The UK was shocked on Saturday evening when the death of the TV presenter, Caroline Flack, at the age of just forty was announced. The question we have is whether this is entirely surprising?

I went straight from listening to Laura Whitmore’s tribute to watching a clip of Tom Kristensen tyre testing for Michelin in France, aboard a V10 Formula One car because life goes on.

I will confess that when I heard the news of Caroline Flack’s death, my immediate thought was suicide by a drug overdose. A clinical, impersonal thought about a person neither I nor thousands of others fully understood.

I have watched Love Island and thought of Flack as just part of the show.

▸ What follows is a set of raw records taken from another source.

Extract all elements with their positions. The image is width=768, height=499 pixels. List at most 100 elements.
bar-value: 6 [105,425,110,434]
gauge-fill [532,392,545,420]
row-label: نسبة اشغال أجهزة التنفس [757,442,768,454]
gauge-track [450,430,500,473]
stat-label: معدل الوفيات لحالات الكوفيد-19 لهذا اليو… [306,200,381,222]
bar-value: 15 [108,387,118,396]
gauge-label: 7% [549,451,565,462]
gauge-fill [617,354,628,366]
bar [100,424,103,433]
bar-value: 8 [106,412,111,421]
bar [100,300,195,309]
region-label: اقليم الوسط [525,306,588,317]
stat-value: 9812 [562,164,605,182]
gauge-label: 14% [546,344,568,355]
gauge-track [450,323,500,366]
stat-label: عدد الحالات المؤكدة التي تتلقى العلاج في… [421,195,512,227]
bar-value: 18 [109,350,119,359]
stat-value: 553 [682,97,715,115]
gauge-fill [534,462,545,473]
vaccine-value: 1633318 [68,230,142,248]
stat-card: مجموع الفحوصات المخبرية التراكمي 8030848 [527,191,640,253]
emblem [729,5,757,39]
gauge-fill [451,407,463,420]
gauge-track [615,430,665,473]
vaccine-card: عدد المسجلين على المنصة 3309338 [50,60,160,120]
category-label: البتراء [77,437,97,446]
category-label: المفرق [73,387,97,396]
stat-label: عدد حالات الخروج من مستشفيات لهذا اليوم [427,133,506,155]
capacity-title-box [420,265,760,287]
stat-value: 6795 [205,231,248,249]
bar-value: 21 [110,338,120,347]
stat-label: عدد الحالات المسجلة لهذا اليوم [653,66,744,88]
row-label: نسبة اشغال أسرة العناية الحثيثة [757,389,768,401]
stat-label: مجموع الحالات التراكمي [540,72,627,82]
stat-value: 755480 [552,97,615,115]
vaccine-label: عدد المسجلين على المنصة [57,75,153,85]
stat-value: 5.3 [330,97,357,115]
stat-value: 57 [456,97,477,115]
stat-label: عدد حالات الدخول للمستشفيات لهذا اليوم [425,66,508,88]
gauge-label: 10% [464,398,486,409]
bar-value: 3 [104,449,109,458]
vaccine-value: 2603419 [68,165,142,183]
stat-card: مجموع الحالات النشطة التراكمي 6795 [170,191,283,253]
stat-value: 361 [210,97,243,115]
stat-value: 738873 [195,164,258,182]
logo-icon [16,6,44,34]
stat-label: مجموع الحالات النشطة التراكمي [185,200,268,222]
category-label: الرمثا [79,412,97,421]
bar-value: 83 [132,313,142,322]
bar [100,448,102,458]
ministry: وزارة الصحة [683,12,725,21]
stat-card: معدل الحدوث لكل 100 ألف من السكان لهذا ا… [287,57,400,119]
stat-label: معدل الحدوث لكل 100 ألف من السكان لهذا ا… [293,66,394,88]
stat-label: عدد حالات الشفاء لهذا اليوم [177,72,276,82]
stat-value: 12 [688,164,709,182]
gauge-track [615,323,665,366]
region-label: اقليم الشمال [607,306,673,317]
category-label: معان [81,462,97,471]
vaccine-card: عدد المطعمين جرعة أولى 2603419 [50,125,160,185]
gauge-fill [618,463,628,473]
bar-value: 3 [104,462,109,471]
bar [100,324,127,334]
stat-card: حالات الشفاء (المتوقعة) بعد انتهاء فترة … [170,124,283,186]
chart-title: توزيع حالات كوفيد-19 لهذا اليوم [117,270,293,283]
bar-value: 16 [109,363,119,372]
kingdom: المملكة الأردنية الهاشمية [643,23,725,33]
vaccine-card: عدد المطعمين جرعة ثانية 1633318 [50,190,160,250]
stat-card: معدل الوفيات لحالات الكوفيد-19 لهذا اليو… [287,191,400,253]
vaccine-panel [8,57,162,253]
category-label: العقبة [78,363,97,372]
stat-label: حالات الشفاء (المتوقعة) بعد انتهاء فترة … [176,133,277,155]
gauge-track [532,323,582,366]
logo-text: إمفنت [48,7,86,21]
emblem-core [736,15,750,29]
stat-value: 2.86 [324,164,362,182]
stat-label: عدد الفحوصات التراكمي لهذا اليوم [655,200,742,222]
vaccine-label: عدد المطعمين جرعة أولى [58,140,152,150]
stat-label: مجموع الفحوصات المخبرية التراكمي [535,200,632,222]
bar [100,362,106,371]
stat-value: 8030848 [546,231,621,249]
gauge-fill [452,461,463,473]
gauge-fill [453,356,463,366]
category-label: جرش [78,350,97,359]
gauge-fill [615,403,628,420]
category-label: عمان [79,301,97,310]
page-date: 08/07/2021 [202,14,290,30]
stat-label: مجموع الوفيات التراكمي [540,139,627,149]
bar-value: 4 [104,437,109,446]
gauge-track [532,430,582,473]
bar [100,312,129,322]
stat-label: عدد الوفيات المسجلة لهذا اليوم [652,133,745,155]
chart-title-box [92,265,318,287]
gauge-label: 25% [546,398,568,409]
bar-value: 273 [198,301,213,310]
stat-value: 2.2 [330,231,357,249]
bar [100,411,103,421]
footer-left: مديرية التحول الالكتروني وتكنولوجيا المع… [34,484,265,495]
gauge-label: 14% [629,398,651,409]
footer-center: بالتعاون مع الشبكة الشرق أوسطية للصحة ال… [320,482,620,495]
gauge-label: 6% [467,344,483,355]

I confess I had no attachment to Flack — I was not a follower or an adoring fan. I wasn’t a hater either. I didn’t dislike her. I had no cause, no reason for that. I viewed her upcoming trial as something that would just happen, something that would become another headline that would create more vitriolic reaction on social media.

That it ultimately did for Caroline. These celebrities live so much in the sunlight that it is almost inevitable that they will get burnt. That they should die is an increasingly recurring phenomenon. Three people from Love Island have now died. That the show is considered one of the criminal parties is to distract form the real price of fame in 2020. Trolls, columnists and jealous foes who attack without fully understanding their ‘enemy’, they are the virus that will escape repercussion.

The Be Kind trend on Twitter is testament to the potent legacy of Flack and the kinder side of social media trying to break through the murk. At that I thought of Peter Capaldi’s speech in ‘Doctor Who’:

‘Just be kind, just to the end’.

Fame, like the Doctor, is a face that constantly regenerates and becomes something new that we have to get used to.

This is my 100th article for Shout Out UK, and it seems that the world hasn’t changed much since September 2014. In that first article I wrote about the dark side of social media, how: ‘people behind the safety of computer screens can cleverly be “hard and unkind” as they twist a web to torture’. It was mass-scale torture on a mass scale that was inflicted on and that eventually broke Caroline Flack.

In the end we cannot, will not, ever completely understand what she went through in those final hours. The band can only play on. We, its musicians, must convince the rest to play a different song: to be kind.